Han sido empleadas en actos tan disímbolos como el japonés teatro Noh –cuyas máscaras, se afirma, deben ser utilizadas únicamente por iniciados, ya que tras sus terribles semblantes se ocultan secretos inquietantes–, así como en ese circo llamado lucha libre, donde buenos y malos esconden sus rostros para enfrentarse y ofrecer a los fanáticos la posibilidad de escapar de tensiones acumuladas e identificarse con uno y otro bando. El ejemplo más cercano que tenemos es el del Santo, el Enmascarado de Plata, quien con su rostro cubierto alcanza el nivel de superhéroe que enfrenta, además de a sus contrincantes en el cuadrilátero, a locos que se quieren adueñar del mundo, a seres de otros planetas y a monstruos y entes de ultratumba. Cabría preguntarse si Rodolfo Guzmán, el ser humano que le daba vida a Santo, podría haber sido apto para realizar tales proezas sin usar la máscara que lo hizo inmortal.

III

La Máscara (Chuck Rusell, 1994), una popular película hollywoodense interpretada por el comediante Jim Carey, relata la vida de un empleado de banco gris y monótono. Por azares del destino, a sus manos llega una máscara que tiene poderes extraordinarios. Una vez que Stanley Ipkiss, nombre del protagonista, se la pone, su personalidad se transforma y es capaz de hacer y deshacer a su antojo, y su vida se vuelve un racimo de caóticas aventuras que, sin el disfraz, hubiera sido incapaz de llevar a cabo.

En estos momentos, aunque son los políticos quienes dictaminan el uso forzoso de las máscaras, muchos de ellos se niegan a portarlas. Probablemente no quieren sentirse uno más del montón, porque si una virtud tienen las que se emplean hoy en día, además de ser auxiliares para evitar el contagio del virus, es que estandarizan a sus usuarios y los confunden con la masa. Ricos y pobres, chicos y grandes, vemos a una legión de seres sin expresión alguna porque el cubrebocas les censura cuando menos la mitad del rostro.

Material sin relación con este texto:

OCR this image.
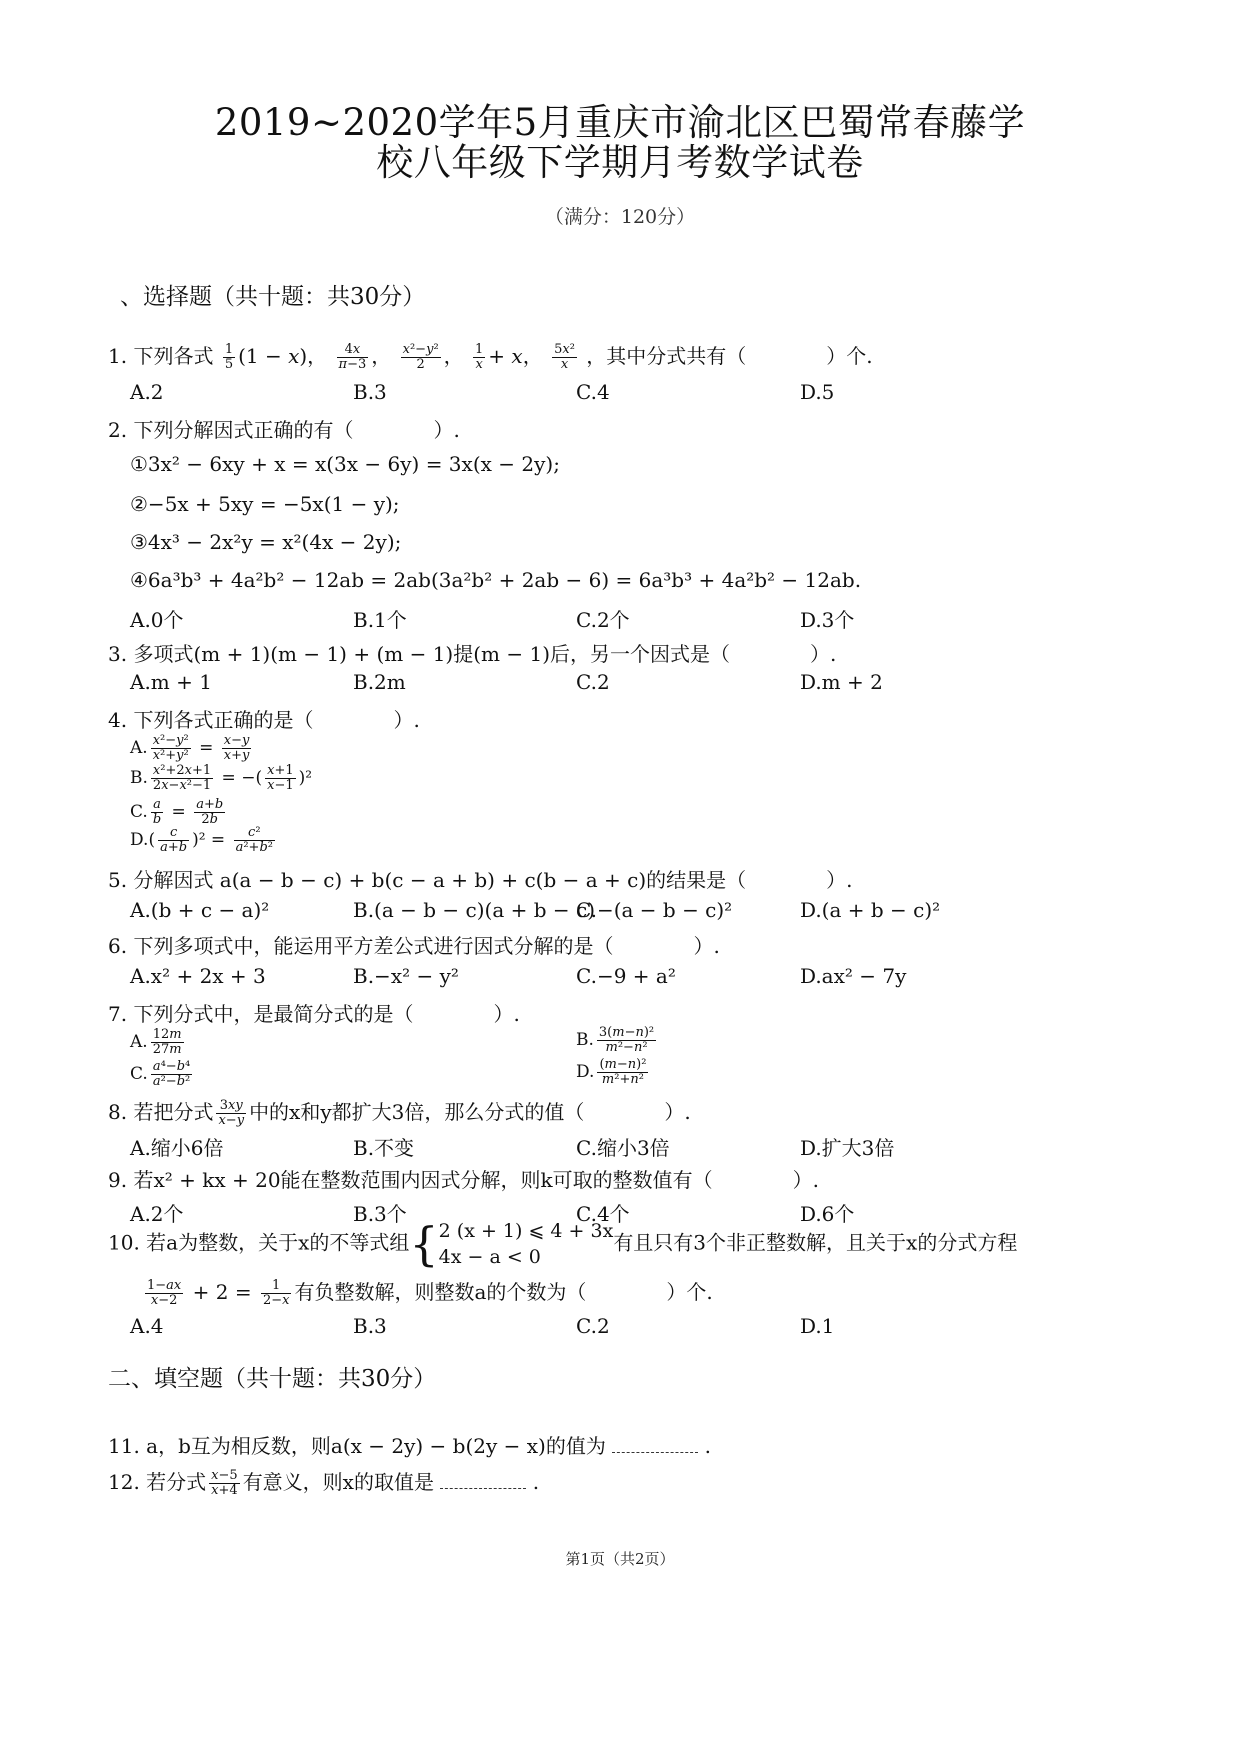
2019~2020学年5月重庆市渝北区巴蜀常春藤学
校八年级下学期月考数学试卷
（满分：120分）
、选择题（共十题：共30分）
1. 下列各式 $\frac{1}{5} (1 - x)$， $\frac{4x}{\pi-3}$ ， $\frac{\text{x²−y²}}{2}$ ， $\frac{1}{x} + x$， $\frac{\text{5x²}}{x}$ ，其中分式共有（	）个.
A.2	B.3	C.4	D.5
2. 下列分解因式正确的有（	）.
①3x² − 6xy + x = x(3x − 6y) = 3x(x − 2y);
②−5x + 5xy = −5x(1 − y);
③4x³ − 2x²y = x²(4x − 2y);
④6a³b³ + 4a²b² − 12ab = 2ab(3a²b² + 2ab − 6) = 6a³b³ + 4a²b² − 12ab.
A.0个	B.1个	C.2个	D.3个
3. 多项式(m + 1)(m − 1) + (m − 1)提(m − 1)后，另一个因式是（	）.
A.m + 1	B.2m	C.2	D.m + 2
4. 下列各式正确的是（	）.
A. $\frac{\text{x²−y²}}{\text{x²+y²}} = \frac{x-y}{x+y}$
B. $\frac{\text{x²+2x+1}}{\text{2x−x²−1}}$ = −( $\frac{x+1}{x-1} )^2$
C. $\frac{a}{b} = \frac{a+b}{2b}$
$D.( \frac{c}{a+b} )^2 = \frac{\text{c²}}{\text{a²+b²}}$
5. 分解因式 a(a − b − c) + b(c − a + b) + c(b − a + c)的结果是（	）.
A.(b + c − a)²	B.(a − b − c)(a + b − c)
C.−(a − b − c)²	D.(a + b − c)²
6. 下列多项式中，能运用平方差公式进行因式分解的是（	）.
A.x² + 2x + 3	B.−x² − y²	C.−9 + a²	D.ax² − 7y
7. 下列分式中，是最简分式的是（	）.
A. $\frac{12m}{27m}$	B. $\frac{\text{3(m−n)²}}{\text{m²−n²}}$
C. $\frac{\text{a⁴−b⁴}}{\text{a²−b²}}$	D. $\frac{\text{(m−n)²}}{\text{m²+n²}}$
8. 若把分式 $\frac{3xy}{x-y}$ 中的x和y都扩大3倍，那么分式的值（	）.
A.缩小6倍	B.不变	C.缩小3倍	D.扩大3倍
9. 若x² + kx + 20能在整数范围内因式分解，则k可取的整数值有（	）.
A.2个	B.3个	C.4个	D.6个
10. 若a为整数，关于x的不等式组{ 2 (x + 1) ⩽ 4 + 3x
4x − a < 0
有且只有3个非正整数解，且关于x的分式方程
$\frac{1-ax}{x-2} + 2 = \frac{1}{2-x}$ 有负整数解，则整数a的个数为（	）个.
A.4	B.3	C.2	D.1
二、填空题（共十题：共30分）
11. a，b互为相反数，则a(x − 2y) − b(2y − x)的值为	.
12. 若分式 $\frac{x-5}{x+4}$ 有意义，则x的取值是	.
第1页（共2页）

La gente ha empezado a odiarlas; a la primera oportunidad se la desajustan para tomar bocanadas de aire y, obviamente, para comer. Muchas andan ya tiradas por doquier, sobre todo las desechables. Se vuelven contaminación y parte también de la pandemia; a nadie, hasta ahora, se le ha ocurrido que en breve estarán aniquilando a la fauna marina al ir a parar a las aguas de mares y océanos.

En Contagio (Steven Soderbergh, 2011), película que trata sobre una situación similar a la que se vive ahora, hay un final feliz: la obtención de la vacuna en menos de un año de iniciada la pandemia. En la vida real, a veces se dice que dicha vacuna ya está cerca y, al minuto, que tardará años en llegar. Sea como sea, el cubrebocas, esa otra máscara, es un accesorio que, al parecer, acompañará a las nuevas generaciones por un largo período de sus vidas.